Aidan Huene

  • Previous Student

Dissertation Research

Hydractinia symbiolongicarpus is colonial cnidarian that is a model organism for allorecognition (recognition of self from genetically distinct members of the same species). Studies in inbred lines of Hydractinia have determined that allorecognition is controlled by a genomic region called the allorecognition complex (ARC) which contains at least two highly polymorphic allorecognition genes (Alr1 and Alr2). These genes encode transmembrane proteins that interact by isoform specific homophilic binding. One focus of my project is studying the structural and sequence characteristics of these proteins to improve the understanding of their binding specificities and the evolution of alleles that are able to maintain the same functional interactions (regulating allorecognition) despite variable sequence. A second aspect of my research is to understand more fully how the allorecognition response is regulated in wildtype colonies. Through the recent Hydractinia Genome Project, we have extensive sequence data from which we have putitvely identified additional Alr-like sequences that may have involvement in allorecognition. Part of my project is to characterize some of these additional sequences.

Dissertation Mentor

Dr.

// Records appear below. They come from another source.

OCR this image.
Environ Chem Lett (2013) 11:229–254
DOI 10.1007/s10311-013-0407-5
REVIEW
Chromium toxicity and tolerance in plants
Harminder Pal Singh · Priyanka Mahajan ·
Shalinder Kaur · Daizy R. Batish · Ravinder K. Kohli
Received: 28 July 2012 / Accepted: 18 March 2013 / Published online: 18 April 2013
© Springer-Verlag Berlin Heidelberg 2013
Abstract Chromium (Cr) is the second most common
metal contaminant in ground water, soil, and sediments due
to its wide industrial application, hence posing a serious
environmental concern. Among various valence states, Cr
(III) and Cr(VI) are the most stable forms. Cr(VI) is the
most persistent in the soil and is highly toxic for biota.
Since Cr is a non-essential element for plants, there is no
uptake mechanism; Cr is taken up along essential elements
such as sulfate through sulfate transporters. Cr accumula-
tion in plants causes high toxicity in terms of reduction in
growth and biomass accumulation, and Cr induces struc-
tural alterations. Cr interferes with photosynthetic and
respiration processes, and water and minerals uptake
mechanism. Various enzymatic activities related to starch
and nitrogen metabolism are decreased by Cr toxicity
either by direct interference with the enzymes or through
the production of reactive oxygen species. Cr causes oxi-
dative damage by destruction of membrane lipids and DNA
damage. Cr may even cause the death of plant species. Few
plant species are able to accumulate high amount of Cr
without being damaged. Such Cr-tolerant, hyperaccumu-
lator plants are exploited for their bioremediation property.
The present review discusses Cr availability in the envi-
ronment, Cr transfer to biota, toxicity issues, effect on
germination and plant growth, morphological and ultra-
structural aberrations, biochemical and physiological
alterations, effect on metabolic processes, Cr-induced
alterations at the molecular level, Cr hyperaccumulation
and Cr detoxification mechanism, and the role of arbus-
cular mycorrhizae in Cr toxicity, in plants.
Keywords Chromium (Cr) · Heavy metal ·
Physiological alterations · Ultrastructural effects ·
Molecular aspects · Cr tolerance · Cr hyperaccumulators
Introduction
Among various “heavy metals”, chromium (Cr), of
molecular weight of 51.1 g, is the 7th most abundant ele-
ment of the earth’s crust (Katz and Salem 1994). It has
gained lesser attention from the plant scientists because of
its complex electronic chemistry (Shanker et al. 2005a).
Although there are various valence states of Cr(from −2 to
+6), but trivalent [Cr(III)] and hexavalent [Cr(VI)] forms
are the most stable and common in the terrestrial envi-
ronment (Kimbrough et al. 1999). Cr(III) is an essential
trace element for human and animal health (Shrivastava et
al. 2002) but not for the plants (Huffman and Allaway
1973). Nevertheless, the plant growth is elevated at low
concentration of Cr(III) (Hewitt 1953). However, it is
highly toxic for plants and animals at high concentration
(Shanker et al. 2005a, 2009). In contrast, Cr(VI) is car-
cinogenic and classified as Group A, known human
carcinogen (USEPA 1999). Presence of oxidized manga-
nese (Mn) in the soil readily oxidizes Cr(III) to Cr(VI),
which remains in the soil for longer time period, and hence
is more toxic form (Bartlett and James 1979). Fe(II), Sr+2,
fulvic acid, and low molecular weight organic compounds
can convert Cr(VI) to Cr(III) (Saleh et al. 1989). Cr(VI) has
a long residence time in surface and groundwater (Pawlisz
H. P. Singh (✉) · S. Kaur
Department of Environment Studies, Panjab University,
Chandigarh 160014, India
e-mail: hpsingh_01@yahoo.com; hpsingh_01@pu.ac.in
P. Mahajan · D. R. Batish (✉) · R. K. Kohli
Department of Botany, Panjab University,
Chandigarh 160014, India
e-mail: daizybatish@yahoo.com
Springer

Matthew Nicotra

Education & Training

  • B.S. in Biomedical Chemistry, Oral Roberts University, OK, 2015

Research Interest Summary

Allorecognition, protein-protein interactions and dynamics

Research Categories

Representative Publications

Huene, A.L., Chen, T., Nicotra, M.L., 2021. New binding specificities evolve via point mutation in an invertebrate allorecognition gene. iScience 24, 1–24.